In my more optimistic moments, I'm sure that their idiocy and incompetence will lead to their failure but still leave us with enough of a foundation to rebuild something better from. But other times, well...maybe I'll go for a walk after I'm done writing this.

OpenAI's metafictional short story about grief is beautiful and moving [note: no it's fucking not]

More on the inexhaustible "humans' gift for pattern matching and anthropomorphism leads to bad takes about AI" front.

A couple weeks ago, Sam Altman posted on X some output from a new OpenAI model that "is good at creating writing" and predictably AI cheerleaders and the uninformed are very impressed. You can see the output from the prompt (which itself includes the prompt) over on this other Guardian article if you want to read it but don't want to visit X.

I will say that the output is largely coherent and has an air of being poetic and artistic. But it's largely purple prose as bad as any you'll have read from anonymous Internet poets over the years. Because that's all it is ultimately.

The review(?)/commentary(?) I've linked here looks almost entirely uncritically at the prompt output. The author suggests that "[what] is beautiful and moving about this story is its understanding of its lack of understanding." I would suggest there is either one layer too many or too few in that analysis.

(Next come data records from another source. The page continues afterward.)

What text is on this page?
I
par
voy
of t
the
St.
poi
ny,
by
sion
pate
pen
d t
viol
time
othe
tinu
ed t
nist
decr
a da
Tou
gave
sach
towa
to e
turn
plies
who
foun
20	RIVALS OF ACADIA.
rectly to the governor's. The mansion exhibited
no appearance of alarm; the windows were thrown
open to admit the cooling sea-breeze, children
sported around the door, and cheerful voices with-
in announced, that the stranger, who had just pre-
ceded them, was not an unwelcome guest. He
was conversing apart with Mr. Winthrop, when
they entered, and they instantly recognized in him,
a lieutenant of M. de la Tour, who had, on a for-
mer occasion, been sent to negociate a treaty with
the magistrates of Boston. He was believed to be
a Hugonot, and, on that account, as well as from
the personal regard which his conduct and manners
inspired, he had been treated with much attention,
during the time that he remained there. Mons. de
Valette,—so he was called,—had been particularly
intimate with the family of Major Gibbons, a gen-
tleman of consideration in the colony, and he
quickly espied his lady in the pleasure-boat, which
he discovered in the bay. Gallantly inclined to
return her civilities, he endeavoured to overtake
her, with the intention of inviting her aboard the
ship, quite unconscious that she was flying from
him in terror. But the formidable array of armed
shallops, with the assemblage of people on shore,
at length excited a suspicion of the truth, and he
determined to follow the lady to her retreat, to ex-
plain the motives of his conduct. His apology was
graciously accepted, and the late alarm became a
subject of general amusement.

One might find a strange beauty in the model's own lack of understanding. The paradoxical meaninglessness of machine-generated words about such a human subject. But to find beauty in the model's understanding, one must show that the model has an understanding.

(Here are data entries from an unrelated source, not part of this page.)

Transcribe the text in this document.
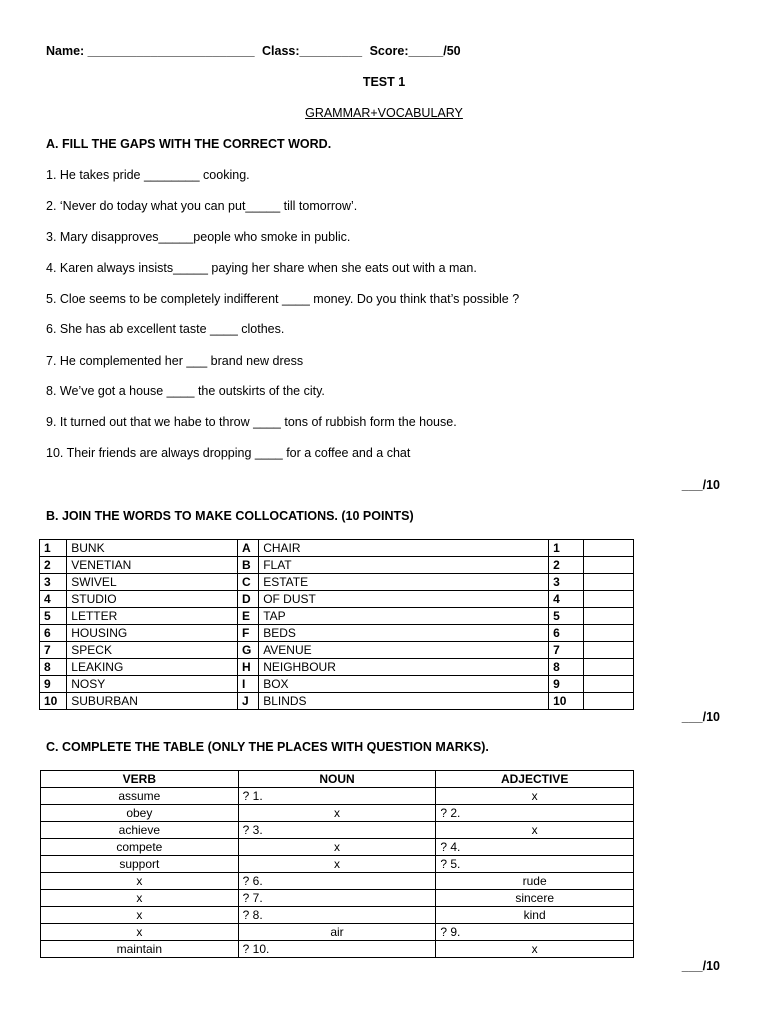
Name: ________________________ Class:_________ Score:_____/50
TEST 1
GRAMMAR+VOCABULARY
A. FILL THE GAPS WITH THE CORRECT WORD.
1. He takes pride ________ cooking.
2. ‘Never do today what you can put_____ till tomorrow’.
3. Mary disapproves_____people who smoke in public.
4. Karen always insists_____ paying her share when she eats out with a man.
5. Cloe seems to be completely indifferent ____ money. Do you think that’s possible ?
6. She has ab excellent taste ____ clothes.
7. He complemented her ___ brand new dress
8. We’ve got a house ____ the outskirts of the city.
9. It turned out that we habe to throw ____ tons of rubbish form the house.
10. Their friends are always dropping ____ for a coffee and a chat
___/10
B. JOIN THE WORDS TO MAKE COLLOCATIONS. (10 POINTS)
1	BUNK	A	CHAIR	1	
2	VENETIAN	B	FLAT	2	
3	SWIVEL	C	ESTATE	3	
4	STUDIO	D	OF DUST	4	
5	LETTER	E	TAP	5	
6	HOUSING	F	BEDS	6	
7	SPECK	G	AVENUE	7	
8	LEAKING	H	NEIGHBOUR	8	
9	NOSY	I	BOX	9	
10	SUBURBAN	J	BLINDS	10	
___/10
C. COMPLETE THE TABLE (ONLY THE PLACES WITH QUESTION MARKS).
VERB	NOUN	ADJECTIVE
assume	? 1.	x
obey	x	? 2.
achieve	? 3.	x
compete	x	? 4.
support	x	? 5.
x	? 6.	rude
x	? 7.	sincere
x	? 8.	kind
x	air	? 9.
maintain	? 10.	x
___/10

Were this written by a human, I could suspend my disbelief and find myself moved by the tragedy of a consciousness both so complete and so ephemeral, reaching for humanity but so utterly other. Plenty of good sci-fi about that already, in fact. But this was not written by a human, so I can't find my way to ascribe any meaning to it beyond the absurd meaning of meaninglessness.

If you'll allow me to try my own hand at a bit of purple prose: "The hollowness nests in the space between the pixels, smelling faintly of ozone and crying out for just one more round of venture capital."

Empowering Users, Not Overlords: Overcoming Digital Helplessness

Okay, enough doomerism. Let's swing things back around a bit to the more hopeful side.

Here's a post by the inimitable Mike Masnick of Techdirt (and the board of Bluesky) about how, when it comes to the Internet, many people seem to believe "the only thing that can stop a bad guy with a gun is a good guy with a gun."

That is, the attitude that "Big Tech" is actively harmful to society and the only thing that can fix it is a "good" billionaire buying a competitor or the government reining them in. The consolidation, corporatization, and platformization of the Internet has all but destroyed the original intention and attitudes of early adopters and builders. And codifying that by, I dunno, something silly like a bipartisan group of senators attempting to repeal Section 230 as a bargaining chip is going to take us back the point of no return.

Mike points out that real human beings have more and better tools at their disposal than ever before to build for themselves the Internet that they want. Even beyond just traditional web technologies - you know hosting your own website or blog, visiting those of others - forward-looking "federated" or "distributed" tools, systems, and platforms are growing constantly.

I've been on the Fediverse for 8 years now, and the foundations were around well before that. The AT protocol that powers Bluesky (and still comes with some asterisks around true independence from the company), has a booming community of users and developers building more and better applications and communities.

Education and outreach is hugely important because a lot of people don't understand what these are and how it is different than siloed corporate platforms. But for any appropriately informed and motivated individual, there are vanishingly few barriers to entry to getting involved in building the Internet they want to see.